Ode to Satipo
[Part One/Jungle Eyes]
O Satipo, your jungle eyes--I see;
Lo, your life-filled warmth opens
Upon thy brow...
Be ye, open up--your jungle gates
For me,
Before--,
Before the wild comes with new
And old roars
(And horrific drums form within
The deep...)!
I could feel and hear the jungle life
Within my veins,--
Appeared images--within my brain.
Leafage, like peace offerings--
Silently--swayed,
Upon the shoulders of its kind--;
And here I stood in paradise!
1/24/06 #1016
Ode to Satipo
[Part Two/Peru's Abode]
Across her deep-roads of green
From rivers and valleys now
(From where I stand) unseen,--
From thy heavens above, falls
Forth,
(In truth and trials, and long course)
To call you nobler friend, than I,
Wherefore I stand, under your skies.
Wherefrom I saith, 'Satipo!'--
Peru's abode--, as
Precious as the Andean walls--
Be ye, lift up your gates:
Jungle (beauty),
For here is where stars are born!...
#1017 1/24/2006
Ode to Satipo
[Part Three/Shades of Green]
Oh patient Satipo, in silent
Green!
Complexities, triumphs
Wings like engines
(Everywhere)
And, what so way I look,
Shapes and wonders: bounties
Great--
That thou with loving care
Creates
A thousand colors of jade
Receding in your rainforest;
Hence, I sense your bliss,
Within
Your wildness...!
#1018 1/24/2006
Comments by the author: I had lived as a child in the city (St. Paul, Minnesota, United States), which I left as soon as possible, to roam the world, which I felt was really my own little city. I was amazed at the diversity of the world, its many kinds of people, traditions, customs, temples, ruins, climate, geography, animals--, and now I've been to several jungles, and of course that is in a class of its own. From Central America (Tikal), to the Amazon, to the Gran Sabana, and those jungles in Java, and South East Asia, Vietnam; and let me add, Guam, and the Galapagos (more for the animals, than jungle though); and Easter Island (again, more for its isolated location, and its people than for the jungle life); the fact is, it is all one big jungle for me; etcetera. These poems in this book were written during a quiet time of my life (which is now of course); quiet, in the sense of: I'm slowing down some, more because I have to, not necessarily want to. So I dedicate this three part poem to the folks of the Satipo Jungle of Peru. And to a friend writer, who has written much in his young life,and loves the word, and has much to say: Lance Windslow.
In Spanish
Translated by Nancy Penaloza
Dedicado a Mamá María
Oda en Prosa: A Satipo
OH, Satipo, tus ojos de la selva- yo vi; Aquí, tu calor lleno de- vida se abre sobre mi frente, aun aquí arriba en los cielos. Por favor abre Las puertas de la selva antes de que el salvaje venga con nuevos e impacientes rugidos, yo quiero ver mas; horribles tambores, yo escucho mi corazón latir, nuevamente, ¡aquí, vienen!

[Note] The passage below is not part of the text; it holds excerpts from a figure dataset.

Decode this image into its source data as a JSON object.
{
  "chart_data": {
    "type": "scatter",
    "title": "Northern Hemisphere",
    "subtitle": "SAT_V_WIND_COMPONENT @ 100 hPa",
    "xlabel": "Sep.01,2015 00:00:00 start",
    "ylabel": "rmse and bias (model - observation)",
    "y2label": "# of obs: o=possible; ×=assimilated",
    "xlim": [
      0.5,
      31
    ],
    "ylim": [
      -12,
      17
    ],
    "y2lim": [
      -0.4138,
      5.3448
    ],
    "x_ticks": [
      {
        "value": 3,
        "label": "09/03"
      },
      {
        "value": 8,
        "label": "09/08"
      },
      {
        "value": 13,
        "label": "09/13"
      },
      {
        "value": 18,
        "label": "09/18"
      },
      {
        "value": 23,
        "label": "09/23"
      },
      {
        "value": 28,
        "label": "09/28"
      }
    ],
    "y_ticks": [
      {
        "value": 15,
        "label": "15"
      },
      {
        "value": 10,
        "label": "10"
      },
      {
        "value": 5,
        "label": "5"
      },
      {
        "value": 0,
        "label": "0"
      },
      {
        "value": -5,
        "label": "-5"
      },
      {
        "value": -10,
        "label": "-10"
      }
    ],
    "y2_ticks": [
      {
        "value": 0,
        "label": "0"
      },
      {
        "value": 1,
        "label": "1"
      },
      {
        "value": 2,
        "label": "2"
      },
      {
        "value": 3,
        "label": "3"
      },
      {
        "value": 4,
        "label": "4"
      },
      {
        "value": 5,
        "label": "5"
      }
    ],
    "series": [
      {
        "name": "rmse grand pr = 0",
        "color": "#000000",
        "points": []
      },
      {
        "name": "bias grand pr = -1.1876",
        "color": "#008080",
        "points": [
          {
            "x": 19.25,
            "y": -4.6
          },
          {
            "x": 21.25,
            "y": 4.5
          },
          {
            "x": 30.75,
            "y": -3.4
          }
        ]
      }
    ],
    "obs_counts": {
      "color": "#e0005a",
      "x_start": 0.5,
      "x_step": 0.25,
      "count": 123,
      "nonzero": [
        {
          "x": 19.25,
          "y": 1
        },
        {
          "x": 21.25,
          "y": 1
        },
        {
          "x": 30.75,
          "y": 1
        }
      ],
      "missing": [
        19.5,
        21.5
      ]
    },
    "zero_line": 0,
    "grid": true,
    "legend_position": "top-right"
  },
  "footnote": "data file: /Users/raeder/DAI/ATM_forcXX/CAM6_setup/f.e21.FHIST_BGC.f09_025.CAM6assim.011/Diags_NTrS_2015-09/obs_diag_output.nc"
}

Yo puedo sentir y escuchar la vida de la selva dentro de mis venas, -cuando no estaba
Cerca de ella; uno puede, usted sabe, cuándo esta en ti; su imagen aparece, aun cuando no esta cerca- dentro de mi cerebro.
El follaje, como ofrenda de paz- silenciosamente yo recuerdo su -balanceo, sobre mis hombros de su amabilidad-; y aquí, aquí yo permanezco en el Paraíso!
1/24/06 # 1016
Una nota sobre: Mamá Maria. Ella vivió la mayor parte de su vida dentro y fuera de Satipo la selva de Perú; esto talvez fue su tercer o cuarto amor: primero Dios, ella misma su esposo e hijos, y luego la selva; yo creo que esto pudo ser en ese orden, o talvez su esposo y niños y luego ella misma, yo no se: pero lo que yo conozco es esto: si ella amo a la selva la mitad de lo mucho que yo amo escribir poesía: ella verdaderamente amo al Monumentalmente Satipo, entonces quien mas merece esta poema dedicado, yo no se si alguien mas además de ella.